Saturday, October 30, 2010

Farms, Forests and Foothills

It was hard to return from vacation this year. We rented a cabin in the woods near Westminster, SC in Oconee County. At night there were no sounds but the barely audible passing of an occasional train or the distant complaints of a disturbed dog. The people of Westminster were polite, even kind. I have reached the age where the young women working at the grocery stores and the restaurants invariably address me as hun, honey, or darlin’ Everybody expects that you will be drinking sweet tea with your meal and the pace of life is just a lot slower than the Washington, DC area. I like the Northwest corner of South Carolina. We lived there for 9 years, leaving for Columbia in 1978. Somehow this area feels a lot like home.
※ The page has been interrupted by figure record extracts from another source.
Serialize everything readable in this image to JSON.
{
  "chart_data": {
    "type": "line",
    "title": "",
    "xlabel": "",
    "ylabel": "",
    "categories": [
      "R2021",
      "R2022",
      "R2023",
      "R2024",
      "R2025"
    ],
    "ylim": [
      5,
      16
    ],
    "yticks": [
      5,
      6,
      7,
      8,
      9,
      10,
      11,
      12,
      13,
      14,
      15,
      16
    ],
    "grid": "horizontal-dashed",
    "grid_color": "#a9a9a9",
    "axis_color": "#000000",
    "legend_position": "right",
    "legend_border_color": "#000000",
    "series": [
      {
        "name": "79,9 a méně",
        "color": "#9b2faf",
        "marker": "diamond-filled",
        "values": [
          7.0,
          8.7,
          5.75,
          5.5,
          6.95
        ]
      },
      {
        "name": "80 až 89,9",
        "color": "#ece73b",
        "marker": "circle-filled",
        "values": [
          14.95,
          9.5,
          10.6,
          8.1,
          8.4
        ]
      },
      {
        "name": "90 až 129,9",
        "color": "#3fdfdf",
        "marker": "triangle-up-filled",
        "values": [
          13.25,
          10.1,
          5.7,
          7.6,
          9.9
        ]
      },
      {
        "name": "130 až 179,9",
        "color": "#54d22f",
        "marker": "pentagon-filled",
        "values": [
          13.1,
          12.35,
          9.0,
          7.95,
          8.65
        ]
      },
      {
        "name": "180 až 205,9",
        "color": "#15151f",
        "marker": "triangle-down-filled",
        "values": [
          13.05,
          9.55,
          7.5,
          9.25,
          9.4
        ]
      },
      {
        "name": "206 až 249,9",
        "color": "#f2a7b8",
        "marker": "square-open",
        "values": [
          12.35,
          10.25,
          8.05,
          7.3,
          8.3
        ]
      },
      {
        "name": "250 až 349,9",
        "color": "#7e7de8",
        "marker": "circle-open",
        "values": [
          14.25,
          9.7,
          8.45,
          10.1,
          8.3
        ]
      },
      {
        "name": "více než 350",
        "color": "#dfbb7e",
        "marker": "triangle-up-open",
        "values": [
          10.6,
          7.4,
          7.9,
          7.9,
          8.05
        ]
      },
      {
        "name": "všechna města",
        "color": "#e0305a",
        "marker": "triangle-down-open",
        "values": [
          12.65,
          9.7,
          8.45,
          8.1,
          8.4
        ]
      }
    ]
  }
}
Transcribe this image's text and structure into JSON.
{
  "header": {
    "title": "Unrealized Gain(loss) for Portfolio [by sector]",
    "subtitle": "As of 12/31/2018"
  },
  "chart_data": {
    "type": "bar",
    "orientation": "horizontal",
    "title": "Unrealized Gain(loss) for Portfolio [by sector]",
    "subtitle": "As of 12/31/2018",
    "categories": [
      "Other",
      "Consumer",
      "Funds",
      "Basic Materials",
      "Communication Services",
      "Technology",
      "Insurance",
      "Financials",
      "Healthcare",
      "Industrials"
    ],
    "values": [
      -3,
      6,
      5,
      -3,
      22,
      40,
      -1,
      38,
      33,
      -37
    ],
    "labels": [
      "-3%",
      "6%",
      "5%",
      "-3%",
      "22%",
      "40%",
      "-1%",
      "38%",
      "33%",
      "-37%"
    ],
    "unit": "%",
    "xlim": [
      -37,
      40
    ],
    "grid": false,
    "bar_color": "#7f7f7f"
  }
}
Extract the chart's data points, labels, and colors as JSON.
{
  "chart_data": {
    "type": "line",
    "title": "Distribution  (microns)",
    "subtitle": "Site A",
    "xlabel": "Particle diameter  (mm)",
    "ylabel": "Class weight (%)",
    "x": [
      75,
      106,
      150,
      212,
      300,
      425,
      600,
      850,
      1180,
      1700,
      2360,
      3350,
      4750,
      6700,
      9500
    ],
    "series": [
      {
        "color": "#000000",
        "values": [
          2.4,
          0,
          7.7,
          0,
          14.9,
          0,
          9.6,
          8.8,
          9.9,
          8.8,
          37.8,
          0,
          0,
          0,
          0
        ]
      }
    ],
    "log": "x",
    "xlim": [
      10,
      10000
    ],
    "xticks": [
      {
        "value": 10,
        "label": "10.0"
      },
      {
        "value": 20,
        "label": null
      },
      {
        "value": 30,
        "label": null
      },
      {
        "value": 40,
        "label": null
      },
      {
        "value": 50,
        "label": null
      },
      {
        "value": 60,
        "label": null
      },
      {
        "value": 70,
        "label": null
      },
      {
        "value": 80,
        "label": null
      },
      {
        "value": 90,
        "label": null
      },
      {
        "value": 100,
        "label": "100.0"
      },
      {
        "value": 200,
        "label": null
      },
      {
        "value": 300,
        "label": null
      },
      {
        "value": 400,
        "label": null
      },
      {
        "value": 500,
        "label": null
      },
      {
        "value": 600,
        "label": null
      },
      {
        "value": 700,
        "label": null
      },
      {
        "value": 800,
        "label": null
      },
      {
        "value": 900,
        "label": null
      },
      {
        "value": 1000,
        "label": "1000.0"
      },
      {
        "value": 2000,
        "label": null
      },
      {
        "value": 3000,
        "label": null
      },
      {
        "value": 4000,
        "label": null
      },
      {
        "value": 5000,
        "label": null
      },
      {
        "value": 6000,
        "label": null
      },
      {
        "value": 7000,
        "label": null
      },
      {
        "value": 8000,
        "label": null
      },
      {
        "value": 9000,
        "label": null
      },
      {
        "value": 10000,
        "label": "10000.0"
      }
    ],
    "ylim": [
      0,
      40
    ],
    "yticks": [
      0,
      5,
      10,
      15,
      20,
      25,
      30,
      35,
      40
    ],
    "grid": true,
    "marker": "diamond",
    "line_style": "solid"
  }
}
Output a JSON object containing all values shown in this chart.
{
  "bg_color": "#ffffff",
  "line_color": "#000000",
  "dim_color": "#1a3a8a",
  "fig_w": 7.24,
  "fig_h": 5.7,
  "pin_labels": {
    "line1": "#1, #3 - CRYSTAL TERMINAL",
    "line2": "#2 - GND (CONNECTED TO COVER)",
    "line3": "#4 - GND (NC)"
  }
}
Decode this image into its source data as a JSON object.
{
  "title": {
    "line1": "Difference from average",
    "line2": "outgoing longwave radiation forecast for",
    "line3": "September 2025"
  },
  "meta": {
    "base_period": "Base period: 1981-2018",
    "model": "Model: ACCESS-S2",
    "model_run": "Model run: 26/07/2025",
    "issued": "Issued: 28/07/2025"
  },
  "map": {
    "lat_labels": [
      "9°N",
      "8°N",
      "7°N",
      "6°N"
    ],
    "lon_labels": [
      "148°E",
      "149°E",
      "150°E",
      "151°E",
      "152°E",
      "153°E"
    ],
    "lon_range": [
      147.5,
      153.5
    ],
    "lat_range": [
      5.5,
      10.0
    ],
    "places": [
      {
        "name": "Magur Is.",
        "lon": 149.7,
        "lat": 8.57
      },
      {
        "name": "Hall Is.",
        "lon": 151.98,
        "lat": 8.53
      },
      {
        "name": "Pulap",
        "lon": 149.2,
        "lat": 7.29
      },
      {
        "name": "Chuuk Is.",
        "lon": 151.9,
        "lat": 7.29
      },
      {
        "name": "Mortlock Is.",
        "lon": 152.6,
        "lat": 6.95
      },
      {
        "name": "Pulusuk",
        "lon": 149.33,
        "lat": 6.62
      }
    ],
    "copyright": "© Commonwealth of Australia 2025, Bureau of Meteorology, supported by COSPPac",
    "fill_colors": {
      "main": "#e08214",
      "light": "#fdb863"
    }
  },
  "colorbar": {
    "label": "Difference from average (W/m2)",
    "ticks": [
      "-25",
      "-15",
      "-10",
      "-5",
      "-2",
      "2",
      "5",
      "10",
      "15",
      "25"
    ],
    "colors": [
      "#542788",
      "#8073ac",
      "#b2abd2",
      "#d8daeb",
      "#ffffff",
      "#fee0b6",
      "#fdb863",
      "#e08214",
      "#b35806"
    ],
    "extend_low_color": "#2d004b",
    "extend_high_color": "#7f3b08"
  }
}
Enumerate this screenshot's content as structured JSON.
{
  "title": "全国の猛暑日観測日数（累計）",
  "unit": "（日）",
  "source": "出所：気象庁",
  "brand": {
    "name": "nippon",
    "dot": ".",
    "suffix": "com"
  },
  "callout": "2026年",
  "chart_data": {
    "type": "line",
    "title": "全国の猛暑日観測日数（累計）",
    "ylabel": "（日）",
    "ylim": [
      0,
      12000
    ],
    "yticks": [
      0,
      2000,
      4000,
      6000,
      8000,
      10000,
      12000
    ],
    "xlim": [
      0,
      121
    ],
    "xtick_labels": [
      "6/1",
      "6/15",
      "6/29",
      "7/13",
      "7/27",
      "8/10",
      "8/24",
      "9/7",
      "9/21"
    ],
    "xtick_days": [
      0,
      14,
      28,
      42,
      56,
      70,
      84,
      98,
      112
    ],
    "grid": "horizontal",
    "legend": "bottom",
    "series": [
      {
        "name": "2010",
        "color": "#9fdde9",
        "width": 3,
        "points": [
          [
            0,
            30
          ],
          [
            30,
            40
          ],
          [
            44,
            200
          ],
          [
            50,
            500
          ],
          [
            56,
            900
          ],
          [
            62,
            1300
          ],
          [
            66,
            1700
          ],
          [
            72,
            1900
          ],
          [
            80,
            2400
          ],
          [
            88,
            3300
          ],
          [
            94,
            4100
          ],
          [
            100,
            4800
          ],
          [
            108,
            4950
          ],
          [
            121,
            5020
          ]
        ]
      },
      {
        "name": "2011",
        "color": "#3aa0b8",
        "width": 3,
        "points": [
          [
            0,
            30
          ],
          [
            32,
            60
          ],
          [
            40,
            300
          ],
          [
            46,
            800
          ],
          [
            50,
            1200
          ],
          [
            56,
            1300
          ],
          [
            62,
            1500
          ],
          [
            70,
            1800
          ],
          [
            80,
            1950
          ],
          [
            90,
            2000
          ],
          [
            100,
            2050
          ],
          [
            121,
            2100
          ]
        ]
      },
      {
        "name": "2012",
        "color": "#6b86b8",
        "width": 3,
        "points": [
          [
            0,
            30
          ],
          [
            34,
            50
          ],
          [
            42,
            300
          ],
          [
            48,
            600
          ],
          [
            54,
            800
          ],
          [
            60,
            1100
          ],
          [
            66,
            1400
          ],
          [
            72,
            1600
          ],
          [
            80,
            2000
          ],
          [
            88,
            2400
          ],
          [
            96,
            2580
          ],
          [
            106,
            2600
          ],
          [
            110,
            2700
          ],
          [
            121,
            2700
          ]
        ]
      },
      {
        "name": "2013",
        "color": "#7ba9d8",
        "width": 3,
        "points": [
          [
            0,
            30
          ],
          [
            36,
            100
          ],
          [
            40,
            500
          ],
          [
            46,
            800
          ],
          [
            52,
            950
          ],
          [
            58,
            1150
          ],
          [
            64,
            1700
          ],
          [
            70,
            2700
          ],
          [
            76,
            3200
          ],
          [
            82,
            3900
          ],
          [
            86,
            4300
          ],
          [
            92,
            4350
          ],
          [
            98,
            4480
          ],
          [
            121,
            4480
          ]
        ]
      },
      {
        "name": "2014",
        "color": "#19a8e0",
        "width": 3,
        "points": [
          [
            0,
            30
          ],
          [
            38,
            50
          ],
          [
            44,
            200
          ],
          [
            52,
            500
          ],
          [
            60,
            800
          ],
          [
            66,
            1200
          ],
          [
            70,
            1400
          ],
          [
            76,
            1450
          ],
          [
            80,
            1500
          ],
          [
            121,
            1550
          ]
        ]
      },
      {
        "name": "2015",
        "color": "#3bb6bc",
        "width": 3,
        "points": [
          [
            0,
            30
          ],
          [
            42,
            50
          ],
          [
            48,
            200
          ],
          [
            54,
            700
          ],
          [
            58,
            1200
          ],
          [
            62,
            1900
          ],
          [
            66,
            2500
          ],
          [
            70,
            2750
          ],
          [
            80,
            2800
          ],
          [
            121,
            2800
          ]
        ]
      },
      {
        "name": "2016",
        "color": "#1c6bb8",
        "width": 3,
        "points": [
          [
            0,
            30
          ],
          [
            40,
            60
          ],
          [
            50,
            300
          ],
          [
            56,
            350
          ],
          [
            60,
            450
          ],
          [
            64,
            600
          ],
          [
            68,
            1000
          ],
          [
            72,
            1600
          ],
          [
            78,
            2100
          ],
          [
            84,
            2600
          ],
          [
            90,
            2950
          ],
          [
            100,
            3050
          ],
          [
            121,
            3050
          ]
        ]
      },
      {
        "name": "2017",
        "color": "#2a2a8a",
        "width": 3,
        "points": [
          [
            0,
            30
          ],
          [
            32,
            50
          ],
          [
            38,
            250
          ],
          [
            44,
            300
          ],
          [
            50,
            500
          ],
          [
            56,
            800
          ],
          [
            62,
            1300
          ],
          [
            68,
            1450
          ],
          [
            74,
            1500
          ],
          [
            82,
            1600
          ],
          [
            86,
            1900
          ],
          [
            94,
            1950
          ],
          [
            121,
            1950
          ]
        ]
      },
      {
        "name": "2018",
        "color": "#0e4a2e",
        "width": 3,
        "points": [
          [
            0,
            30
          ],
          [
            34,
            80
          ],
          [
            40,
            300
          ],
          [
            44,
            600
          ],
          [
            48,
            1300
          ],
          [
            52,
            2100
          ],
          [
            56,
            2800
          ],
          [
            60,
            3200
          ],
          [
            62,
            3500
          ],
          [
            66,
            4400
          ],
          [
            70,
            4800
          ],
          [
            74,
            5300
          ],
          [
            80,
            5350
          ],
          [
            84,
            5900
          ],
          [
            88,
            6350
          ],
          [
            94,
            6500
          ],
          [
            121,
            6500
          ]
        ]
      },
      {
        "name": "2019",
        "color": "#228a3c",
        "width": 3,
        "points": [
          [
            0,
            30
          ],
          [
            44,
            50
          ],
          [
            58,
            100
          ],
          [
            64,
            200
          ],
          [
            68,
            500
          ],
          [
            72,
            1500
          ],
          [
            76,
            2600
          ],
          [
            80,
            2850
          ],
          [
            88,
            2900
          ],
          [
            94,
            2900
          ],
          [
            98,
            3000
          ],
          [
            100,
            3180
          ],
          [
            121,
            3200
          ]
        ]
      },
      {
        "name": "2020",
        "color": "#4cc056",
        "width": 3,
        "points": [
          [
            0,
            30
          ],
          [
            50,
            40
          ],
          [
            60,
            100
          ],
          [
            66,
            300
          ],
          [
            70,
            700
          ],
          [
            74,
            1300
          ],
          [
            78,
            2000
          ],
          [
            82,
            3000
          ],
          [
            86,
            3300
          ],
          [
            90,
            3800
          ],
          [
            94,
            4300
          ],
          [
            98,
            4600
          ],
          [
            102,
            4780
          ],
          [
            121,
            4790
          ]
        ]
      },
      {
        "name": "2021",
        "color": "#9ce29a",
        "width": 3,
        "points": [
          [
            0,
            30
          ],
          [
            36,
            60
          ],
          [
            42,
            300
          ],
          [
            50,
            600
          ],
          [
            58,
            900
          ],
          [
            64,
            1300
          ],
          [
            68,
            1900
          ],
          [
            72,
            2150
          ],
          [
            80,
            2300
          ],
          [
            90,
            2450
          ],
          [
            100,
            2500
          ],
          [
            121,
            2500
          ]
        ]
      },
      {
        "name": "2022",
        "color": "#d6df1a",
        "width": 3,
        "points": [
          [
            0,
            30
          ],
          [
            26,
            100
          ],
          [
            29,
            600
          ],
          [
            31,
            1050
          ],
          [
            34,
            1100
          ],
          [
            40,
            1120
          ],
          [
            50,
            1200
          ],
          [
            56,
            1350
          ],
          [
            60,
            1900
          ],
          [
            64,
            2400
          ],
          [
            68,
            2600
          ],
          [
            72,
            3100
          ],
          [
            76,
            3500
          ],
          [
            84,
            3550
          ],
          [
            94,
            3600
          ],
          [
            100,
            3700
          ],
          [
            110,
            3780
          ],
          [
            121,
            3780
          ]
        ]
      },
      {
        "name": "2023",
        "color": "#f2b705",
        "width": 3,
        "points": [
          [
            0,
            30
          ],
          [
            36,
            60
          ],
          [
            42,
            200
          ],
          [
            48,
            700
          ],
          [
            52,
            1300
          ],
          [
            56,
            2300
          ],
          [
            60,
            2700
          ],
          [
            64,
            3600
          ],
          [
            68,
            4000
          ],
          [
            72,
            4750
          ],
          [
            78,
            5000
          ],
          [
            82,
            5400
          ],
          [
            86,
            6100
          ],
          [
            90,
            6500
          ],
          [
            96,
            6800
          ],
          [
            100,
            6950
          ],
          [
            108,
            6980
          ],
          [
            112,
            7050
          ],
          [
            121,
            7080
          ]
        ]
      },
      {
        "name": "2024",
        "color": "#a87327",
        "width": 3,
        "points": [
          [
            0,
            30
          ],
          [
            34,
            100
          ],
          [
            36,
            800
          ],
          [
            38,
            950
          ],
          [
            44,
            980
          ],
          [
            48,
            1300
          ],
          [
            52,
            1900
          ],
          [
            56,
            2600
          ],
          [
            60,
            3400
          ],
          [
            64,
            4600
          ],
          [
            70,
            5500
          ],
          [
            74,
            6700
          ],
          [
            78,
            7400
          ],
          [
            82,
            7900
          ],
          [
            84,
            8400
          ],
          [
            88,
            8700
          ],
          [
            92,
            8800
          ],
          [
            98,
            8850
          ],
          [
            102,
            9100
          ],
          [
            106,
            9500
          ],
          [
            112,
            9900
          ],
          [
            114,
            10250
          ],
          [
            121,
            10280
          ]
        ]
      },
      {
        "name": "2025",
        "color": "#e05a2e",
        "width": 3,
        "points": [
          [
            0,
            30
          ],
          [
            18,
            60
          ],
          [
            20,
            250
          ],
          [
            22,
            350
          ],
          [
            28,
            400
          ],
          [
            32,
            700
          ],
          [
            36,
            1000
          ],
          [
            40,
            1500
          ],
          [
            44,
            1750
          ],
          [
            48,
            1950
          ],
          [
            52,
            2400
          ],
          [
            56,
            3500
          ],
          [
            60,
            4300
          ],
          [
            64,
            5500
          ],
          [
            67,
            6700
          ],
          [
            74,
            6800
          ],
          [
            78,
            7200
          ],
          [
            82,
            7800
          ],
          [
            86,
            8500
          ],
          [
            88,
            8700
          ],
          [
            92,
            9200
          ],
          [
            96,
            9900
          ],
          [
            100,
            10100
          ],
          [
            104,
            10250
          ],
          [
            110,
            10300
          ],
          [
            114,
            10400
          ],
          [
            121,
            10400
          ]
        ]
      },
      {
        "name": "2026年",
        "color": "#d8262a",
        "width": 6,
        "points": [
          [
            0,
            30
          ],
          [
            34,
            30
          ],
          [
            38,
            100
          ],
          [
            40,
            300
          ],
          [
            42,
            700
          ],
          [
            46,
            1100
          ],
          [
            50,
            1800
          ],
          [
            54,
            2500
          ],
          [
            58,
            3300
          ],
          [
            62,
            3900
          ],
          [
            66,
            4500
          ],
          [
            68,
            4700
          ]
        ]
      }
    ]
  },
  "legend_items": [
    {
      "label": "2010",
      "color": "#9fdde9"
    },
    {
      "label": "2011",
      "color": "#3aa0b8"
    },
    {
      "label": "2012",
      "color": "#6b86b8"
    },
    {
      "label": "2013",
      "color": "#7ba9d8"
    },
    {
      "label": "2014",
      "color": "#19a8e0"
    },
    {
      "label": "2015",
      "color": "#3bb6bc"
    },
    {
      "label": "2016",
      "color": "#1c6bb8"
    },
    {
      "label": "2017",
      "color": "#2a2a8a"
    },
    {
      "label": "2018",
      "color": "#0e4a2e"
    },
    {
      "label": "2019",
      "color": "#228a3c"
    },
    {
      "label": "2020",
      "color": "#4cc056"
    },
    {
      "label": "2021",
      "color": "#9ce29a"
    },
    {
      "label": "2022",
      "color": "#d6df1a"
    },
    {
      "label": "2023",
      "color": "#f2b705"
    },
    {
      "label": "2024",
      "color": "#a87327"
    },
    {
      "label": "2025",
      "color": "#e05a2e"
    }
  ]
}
Although the unemployment rate is a little above the national average in Greenville, Pickens, and Oconee County, it doesn’t have that bad feeling one gets from too many empty store fronts, battered cars, and that desperate depressed expression of too many bills and not enough month. The Dollar General Stores and Walmart are booming. Curiously, I saw a lot of expensive pickup trucks and not a few new cars in the parking lots of these establishments. It appears the locals are not interested in wasting their money on brand name consumables but are not going to give up their new F150 truck. There is a lot of light industry a few miles further North in Anderson and Greenville. There are even a few small plants near Westminster. I am not exactly sure why there is a discrepancy between the numbers (like average wage and unemployment rate) and a general feeling of well being. Perhaps, it is a combination of a low cost of living, low taxes, and a low crime rate. Perhaps, it is because much of the area is rural. People own farms and small independent logging operations seem to employ a lot of folks. I imagine that unemployment insurance plus an extended family with farms or an off the record part time job cutting trees makes for a better life during hard times.

Greenville, the largest city in the area is remarkable. When we left the area in 1978, Greenville was a dying textile center with a decaying downtown. The crime rate was climbing and property values were heading down. Thanks to Mayor Max Heller, something of a local hero, Greenville has been reborn. Main Street is now an attractive upscale food court. There are new office buildings in the downtown skyline that house regional banking centers and insurance companies. The city government built a new cultural center and a very nice river park with interesting walking paths, transforming one of the worst sections of the old city into a magnet for both locals and visitors. Some of the old textile mills have been reborn as condos, restaurants, or offices. BMW, Michelin, and small auto part factories have provided a new generation of factory jobs. It is a changed city. My wife, along with several groups of young girls spent a Saturday morning looking for 9 small bronze mice hidden along Main Street. By the way, she found them all.

One of the things that surprised me was the number of large Baptist and Pentecostal/Charismatic churches in the three Northern counties. It is hard to understand how the population could support so many large, fairly prosperous looking churches. It is not unusual to spot a large brick church complex with a sizable parking lot located in what appears to be the middle of nowhere. There is a Presbyterian church in Westminster and I spotted a number of Mennonites in the local grocery store but no evidence of Episcopalians or Catholics in Oconee County.

The poets tell us, “You can’t go home again.” To a degree that is true. My wife and I visited Furman University, our first college, after a 25 year absence. It was unrecognizable. There were so many new buildings on the same campus it felt claustrophobic. We still have friends and family in the area. Our relationships, the fields, and the forest are older, but they all still feel like home.